With a scholarship offer from the University of Kentucky already in hand, 11th grader De’Antre Turman was a rising football star at his Fulton County high school.
But during a pre-season scrimmage Friday night at Benjamin Bannecker High School in College Park, a routine tackle suddenly turned deadly for the 16-year-old athlete at Fairburn’s Creekside High.
Turman died of a broken neck later Friday night at Grady Memorial Hospital. The Fulton County Medical Examiner’s Office said Saturday that Turman’s death resulted from his neck vertebrae being broken “due to blunt force trauma.”
“Our hearts and prayers go out to the family of this student,” Fulton County school system spokeswoman Samantha Evans said. “This is a truly horrific way to begin a school year.”
The last time that a Georgia high school athlete died as the result of direct injuries during a football game or training was in 2009. Roy White, a running back at Cook High School in Adel, died after being tackled and hit in the chest during spring practice.
Georgia High School Association Executive Director Ralph Swearngin said he couldn’t recall any other similar deaths as a result of injury or collision in the past 10 years. Several football players have died in recent years from heat stroke or heart conditions.
Calls to Creekside head coach Olten Downs were not immediately returned.
Turman’s former head coach said the young athlete was a quiet, dedicated player.
“He’s one of the best kids I’ve ever dealt with in my 18 years of coaching, period, hands down,” said Johnny T. White, Creekside’s head coach from 2009 to 2011. “He was quiet but always smiling. He had a real good spirit.
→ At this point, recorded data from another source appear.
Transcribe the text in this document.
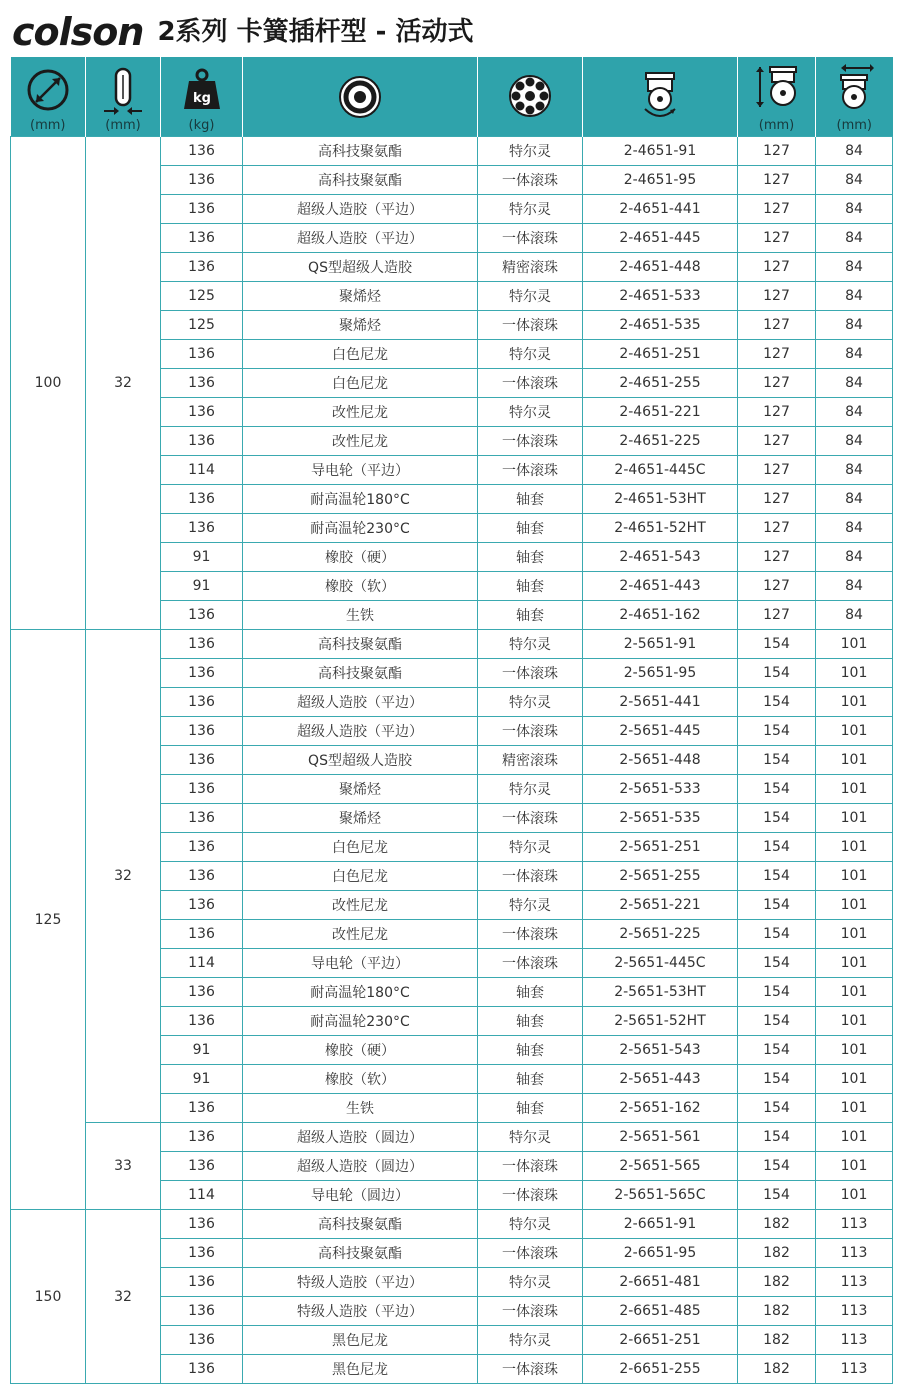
colson 2系列 卡簧插杆型 - 活动式
(mm)	(mm)	kg
(kg)				(mm)	(mm)

100	32	136	高科技聚氨酯	特尔灵	2-4651-91	127	84
		136	高科技聚氨酯	一体滚珠	2-4651-95	127	84
		136	超级人造胶（平边）	特尔灵	2-4651-441	127	84
		136	超级人造胶（平边）	一体滚珠	2-4651-445	127	84
		136	QS型超级人造胶	精密滚珠	2-4651-448	127	84
		125	聚烯烃	特尔灵	2-4651-533	127	84
		125	聚烯烃	一体滚珠	2-4651-535	127	84
		136	白色尼龙	特尔灵	2-4651-251	127	84
		136	白色尼龙	一体滚珠	2-4651-255	127	84
		136	改性尼龙	特尔灵	2-4651-221	127	84
		136	改性尼龙	一体滚珠	2-4651-225	127	84
		114	导电轮（平边）	一体滚珠	2-4651-445C	127	84
		136	耐高温轮180°C	轴套	2-4651-53HT	127	84
		136	耐高温轮230°C	轴套	2-4651-52HT	127	84
		91	橡胶（硬）	轴套	2-4651-543	127	84
		91	橡胶（软）	轴套	2-4651-443	127	84
		136	生铁	轴套	2-4651-162	127	84
125	32	136	高科技聚氨酯	特尔灵	2-5651-91	154	101
		136	高科技聚氨酯	一体滚珠	2-5651-95	154	101
		136	超级人造胶（平边）	特尔灵	2-5651-441	154	101
		136	超级人造胶（平边）	一体滚珠	2-5651-445	154	101
		136	QS型超级人造胶	精密滚珠	2-5651-448	154	101
		136	聚烯烃	特尔灵	2-5651-533	154	101
		136	聚烯烃	一体滚珠	2-5651-535	154	101
		136	白色尼龙	特尔灵	2-5651-251	154	101
		136	白色尼龙	一体滚珠	2-5651-255	154	101
		136	改性尼龙	特尔灵	2-5651-221	154	101
		136	改性尼龙	一体滚珠	2-5651-225	154	101
		114	导电轮（平边）	一体滚珠	2-5651-445C	154	101
		136	耐高温轮180°C	轴套	2-5651-53HT	154	101
		136	耐高温轮230°C	轴套	2-5651-52HT	154	101
		91	橡胶（硬）	轴套	2-5651-543	154	101
		91	橡胶（软）	轴套	2-5651-443	154	101
		136	生铁	轴套	2-5651-162	154	101
	33	136	超级人造胶（圆边）	特尔灵	2-5651-561	154	101
		136	超级人造胶（圆边）	一体滚珠	2-5651-565	154	101
		114	导电轮（圆边）	一体滚珠	2-5651-565C	154	101
150	32	136	高科技聚氨酯	特尔灵	2-6651-91	182	113
		136	高科技聚氨酯	一体滚珠	2-6651-95	182	113
		136	特级人造胶（平边）	特尔灵	2-6651-481	182	113
		136	特级人造胶（平边）	一体滚珠	2-6651-485	182	113
		136	黑色尼龙	特尔灵	2-6651-251	182	113
		136	黑色尼龙	一体滚珠	2-6651-255	182	113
It was always yes sir, no sir. He enjoyed his team, and he loved his teammates. Just a great kid.”
White heard the news from a Creekside parent who saw the scrimmage. White was Turman’s head coach when the player was a freshman.
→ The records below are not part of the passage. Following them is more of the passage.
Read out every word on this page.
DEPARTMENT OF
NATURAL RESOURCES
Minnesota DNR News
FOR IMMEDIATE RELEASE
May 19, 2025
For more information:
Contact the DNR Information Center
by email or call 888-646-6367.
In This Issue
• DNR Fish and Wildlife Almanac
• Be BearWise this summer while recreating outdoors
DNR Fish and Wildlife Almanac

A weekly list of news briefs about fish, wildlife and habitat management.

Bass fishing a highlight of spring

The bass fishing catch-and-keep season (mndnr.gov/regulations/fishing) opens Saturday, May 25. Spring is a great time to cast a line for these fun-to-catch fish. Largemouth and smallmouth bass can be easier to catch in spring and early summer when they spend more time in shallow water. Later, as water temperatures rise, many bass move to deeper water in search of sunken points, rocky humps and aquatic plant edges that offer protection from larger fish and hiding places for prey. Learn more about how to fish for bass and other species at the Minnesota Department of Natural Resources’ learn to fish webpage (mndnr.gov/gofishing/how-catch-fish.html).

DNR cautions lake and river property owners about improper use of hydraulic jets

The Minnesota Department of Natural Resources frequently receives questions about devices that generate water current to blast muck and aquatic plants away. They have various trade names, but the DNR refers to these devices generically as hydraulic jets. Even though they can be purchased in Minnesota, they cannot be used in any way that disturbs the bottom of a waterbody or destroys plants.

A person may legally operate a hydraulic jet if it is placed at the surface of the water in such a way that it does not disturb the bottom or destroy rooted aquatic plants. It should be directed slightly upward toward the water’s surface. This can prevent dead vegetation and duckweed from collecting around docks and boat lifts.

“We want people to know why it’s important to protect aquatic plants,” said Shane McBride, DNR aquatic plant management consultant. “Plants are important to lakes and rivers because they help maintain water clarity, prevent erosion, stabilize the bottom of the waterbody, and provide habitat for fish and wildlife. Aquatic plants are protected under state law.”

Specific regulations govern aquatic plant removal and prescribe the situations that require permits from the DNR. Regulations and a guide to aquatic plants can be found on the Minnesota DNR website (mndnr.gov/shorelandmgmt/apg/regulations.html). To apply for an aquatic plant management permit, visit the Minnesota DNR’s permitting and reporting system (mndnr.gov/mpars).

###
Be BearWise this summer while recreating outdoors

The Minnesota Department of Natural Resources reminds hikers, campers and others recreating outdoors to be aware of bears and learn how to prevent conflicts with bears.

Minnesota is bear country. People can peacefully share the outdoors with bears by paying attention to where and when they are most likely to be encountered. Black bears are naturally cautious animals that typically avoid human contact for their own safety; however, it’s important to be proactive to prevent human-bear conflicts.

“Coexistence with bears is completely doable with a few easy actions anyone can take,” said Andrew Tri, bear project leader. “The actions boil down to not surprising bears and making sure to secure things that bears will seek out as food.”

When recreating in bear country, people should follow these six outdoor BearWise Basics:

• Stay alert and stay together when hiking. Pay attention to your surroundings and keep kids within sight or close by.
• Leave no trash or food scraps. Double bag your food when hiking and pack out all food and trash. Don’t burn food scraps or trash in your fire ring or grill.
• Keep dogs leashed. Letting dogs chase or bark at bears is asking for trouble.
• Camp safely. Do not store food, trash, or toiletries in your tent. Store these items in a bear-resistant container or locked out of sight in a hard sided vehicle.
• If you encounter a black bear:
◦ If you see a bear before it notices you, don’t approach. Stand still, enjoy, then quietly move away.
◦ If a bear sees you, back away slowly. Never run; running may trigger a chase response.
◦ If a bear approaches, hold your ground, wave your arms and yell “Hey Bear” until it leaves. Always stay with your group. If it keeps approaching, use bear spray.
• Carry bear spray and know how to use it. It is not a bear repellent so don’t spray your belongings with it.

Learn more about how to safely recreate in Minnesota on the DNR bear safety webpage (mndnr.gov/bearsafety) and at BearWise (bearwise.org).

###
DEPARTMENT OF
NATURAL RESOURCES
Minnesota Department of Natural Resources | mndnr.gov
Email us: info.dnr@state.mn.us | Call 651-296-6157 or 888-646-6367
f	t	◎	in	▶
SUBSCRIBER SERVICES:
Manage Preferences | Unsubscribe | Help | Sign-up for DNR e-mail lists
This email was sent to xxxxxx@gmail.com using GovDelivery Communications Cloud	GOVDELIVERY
Now an assistant coach at Langston Hughes High School in Fairburn, White said he was told by a parent of another Creekside player that Turman was making what appeared to be a routine tackle when he was injured.
Swearngin said the GHSA will investigate the circumstances that led to Turman’s death to try to avoid similar tragedies in the future.
“We’ll try to analyze if things can be be avoided. Unfortunately, life has risks, and we’re constantly trying to limit those,” he said.
“Any kind of death of an adolescent, it’s a tragedy,” Swearngin said. “You think about the loss to the family and a young life being cut off, whether it’s an athletic event or car accident or natural causes. As a father and grandfather, it strikes you personally.”
Turman, a 5-foot-11, 164-pound cornerback for the Creekside Seminoles, got his first major-college scholarship offer from Kentucky, said Glenn Ford, Turman’s coach with the iDareU training program in Atlanta.
“He was a good kid, an outstanding football player, and loved his parents,” Ford said. “He lost his mom a year ago, but persevered through everything and loved the game he died for. He will be missed.”
In May, Turman attended the RisingSeniors.com camp and earned an invitation on the spot to participate in the annual December all-star football game, which features 90 of the state’s top high school juniors.
Based on the usual college recruiting process, the early offer from Kentucky and his selection for the all-star game pegged Turman as one of the state’s top football prospects for the 2015 class. He was one of less than 50 high school juniors in Georgia to have reported college scholarship offers so far.
“He was definitely one of the best players at the camp, and the thing I really loved about him was that he was real quiet and reserved,” said Joe Burns, co-founder of RisingSeniors.com. “He was one of those kids that was really focused, and trying to make the most out of the opportunity.”
At Creekside, Turman was the most recent standout at defensive back in a long tradition of heralded players at the position, including NFL Pro Bowler Eric Berry, former Florida State University safety Terrance Parks, Auburn safety Josh Holsey, and current Creekside senior Evan Berry.
Plans are in the works to honor Turman, Burns said. “My main thing is that we want to do our part to make sure people never forget him,” he said.
A friend of Turman’s, Josh Poole, said a vigil is scheduled for 6 p.m. Sunday at Ben Hill Recreation Center in Fairburn.